Нынче получил я сентябрьский «Современник». Ясно, как письмо от вас подействовало на меня:1 хочется поговорить с вами. Во-первых, по порядку: какова мерзость и плоская мерзость вышла моя статья в печати и при перечтении2. Я совершенно надул себя ею, да и вас, кажется. Авдотьи Яковлевны повесть еще не прочел3. Теперь ваши стихи4. Вы, может, и знать не хотите моего мнения, а я почему-то чувствую внутреннюю необходимость сказать
вам его так же искренно, как желал бы, чтобы говорили всегда мне. Первое превосходно. Это самородок и чудесный самородок, остальные все, по-моему, слабы и сделаны, по крайней мере такое произвели на меня впечатление, в сравнении с первым. «Современное обозрение», хотя и интересно, вышло не то, как я ожидал. Слишком оно петербургское, а не русское5. Вообще книжечка так себе, скорее плоха.
Что будет у вас или есть уже в октябре? На меня же, пожалуйста, больше не рассчитывайте, надоело мне писать ковыряшки, да еще скверные. Вчера прочел, как меня обругали в «Петербургских ведомостях», и поделом6. Скажите мне, пожалуйста, откровенно мнение Дружинина и Анненкова.
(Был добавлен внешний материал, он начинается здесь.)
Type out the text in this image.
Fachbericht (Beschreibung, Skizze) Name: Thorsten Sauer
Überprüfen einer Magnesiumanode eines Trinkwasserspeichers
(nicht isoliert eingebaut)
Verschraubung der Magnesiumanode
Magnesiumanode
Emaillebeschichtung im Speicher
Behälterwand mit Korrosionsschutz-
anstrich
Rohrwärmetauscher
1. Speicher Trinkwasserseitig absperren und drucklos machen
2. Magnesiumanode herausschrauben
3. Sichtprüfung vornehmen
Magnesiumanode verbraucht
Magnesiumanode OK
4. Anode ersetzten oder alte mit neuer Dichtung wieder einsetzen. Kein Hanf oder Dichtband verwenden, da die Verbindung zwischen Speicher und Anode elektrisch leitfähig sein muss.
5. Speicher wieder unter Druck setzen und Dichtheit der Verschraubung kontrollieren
Как они с вами говорили про эту статейку?7 Я вчера писал Колбасину8 разный вздор, а забыл про дело. Сделайте милость, передайте ему, что я прошу как можно скорее похлопотать о высылке мне указа об отставке9, а то я без вида. Тороплюсь на почту и, признаюсь, чувствую себя не в духе в настоящую минуту; потому кончаю письмо.
Недели через 2 я надеюсь быть в Петербурге. До свидания. Кланяйтесь очень Ивану Ивановичу10.
И еще скажите, пожалуйста, Колбасину, что ежели перевод статьи не сделан, то не нужно11.